Ein Schild erhebt sich aus der Nacht:
Hotel California.
Das Gebäude scheint zur Straße selbst zu gehören, als hätte es schon immer dort gewartet. Am Eingang steht eine junge Frau in Weiß, ihr dunkles Haar umrahmt ein blasses Gesicht. Grüne Augen betrachten dich ruhig.
Sie spricht wenig. Gerade so viel, wie nötig ist.
Drinnen ist die Luft kühl und still, leicht duftend nach Holz, Wein und Stein. Als du dich umsiehst, um sie erneut zu suchen, ist sie verschwunden. Korridore erstrecken sich ruhig in mehrere Richtungen, manche wirken vertraut, andere ungewiss.

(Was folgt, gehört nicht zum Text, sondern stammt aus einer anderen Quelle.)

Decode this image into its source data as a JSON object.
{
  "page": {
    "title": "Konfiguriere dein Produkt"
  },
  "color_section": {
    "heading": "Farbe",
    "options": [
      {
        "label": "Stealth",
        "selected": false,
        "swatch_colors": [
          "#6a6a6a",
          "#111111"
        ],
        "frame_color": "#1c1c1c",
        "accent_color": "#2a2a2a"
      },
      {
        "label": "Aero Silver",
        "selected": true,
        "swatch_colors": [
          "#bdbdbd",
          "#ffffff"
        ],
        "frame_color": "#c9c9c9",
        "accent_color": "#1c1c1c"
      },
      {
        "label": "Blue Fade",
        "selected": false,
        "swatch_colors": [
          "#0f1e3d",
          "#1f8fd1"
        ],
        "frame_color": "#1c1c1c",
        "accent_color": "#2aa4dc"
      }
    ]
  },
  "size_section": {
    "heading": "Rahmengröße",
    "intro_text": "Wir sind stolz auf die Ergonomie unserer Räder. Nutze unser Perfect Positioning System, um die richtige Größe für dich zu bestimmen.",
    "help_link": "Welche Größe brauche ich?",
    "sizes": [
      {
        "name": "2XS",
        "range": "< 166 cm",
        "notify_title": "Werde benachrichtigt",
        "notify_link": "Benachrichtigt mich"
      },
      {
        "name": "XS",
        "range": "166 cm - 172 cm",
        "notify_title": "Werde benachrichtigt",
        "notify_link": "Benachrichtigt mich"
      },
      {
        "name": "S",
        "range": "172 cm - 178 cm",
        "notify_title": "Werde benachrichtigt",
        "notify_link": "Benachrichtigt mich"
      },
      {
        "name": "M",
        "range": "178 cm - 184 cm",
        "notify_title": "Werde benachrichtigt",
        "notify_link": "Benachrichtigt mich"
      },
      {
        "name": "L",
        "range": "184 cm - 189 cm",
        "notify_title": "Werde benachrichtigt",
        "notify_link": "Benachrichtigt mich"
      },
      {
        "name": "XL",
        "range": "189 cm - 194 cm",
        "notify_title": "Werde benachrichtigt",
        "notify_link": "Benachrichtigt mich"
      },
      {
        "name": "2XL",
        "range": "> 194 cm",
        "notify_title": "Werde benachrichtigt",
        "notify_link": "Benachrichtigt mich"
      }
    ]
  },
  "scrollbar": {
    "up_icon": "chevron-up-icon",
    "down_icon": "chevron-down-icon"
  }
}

Musik dringt aus dem Inneren des Hotels zu dir herüber. Gleich darauf hört man Lachen. Vor dir öffnet sich ein großer Saal, der plötzlich von Tänzern und Gästen belebt ist, als hätte es niemals Leere gegeben. Unter ihnen bewegt sich die Frau mühelos.
„Sie sehen müde aus“, sagt sie sanft.
„Sie können essen. Sie können sich ausruhen. Oder tanzen.“
Die Müdigkeit entscheidet.
Als du am nächsten Tag das Hotel verlässt, begegnest du keiner einzigen Seele. Die Straße nimmt dich wieder auf. Die Nacht kehrt zurück. Der Schlaf folgt.
Du wachst erneut auf – doch nicht dort, wo du es erwartet hast.
Der Raum ist dir vertraut, aber vor dem Fenster breitet sich eine ferne Küste aus, getränkt in hellem Morgenlicht. Das Hotel fühlt sich gleich an und doch verändert. Manche Korridore sind unverändert; andere führen an völlig neue Orte.
Während du gehst, fällt dir ein Gemälde an der Wand ins Auge: dieselbe Frau, mit einem ruhigen, wissenden Blick. Das Datum darunter lautet 1881.
Irgendwo in der Nähe setzt die Musik erneut ein.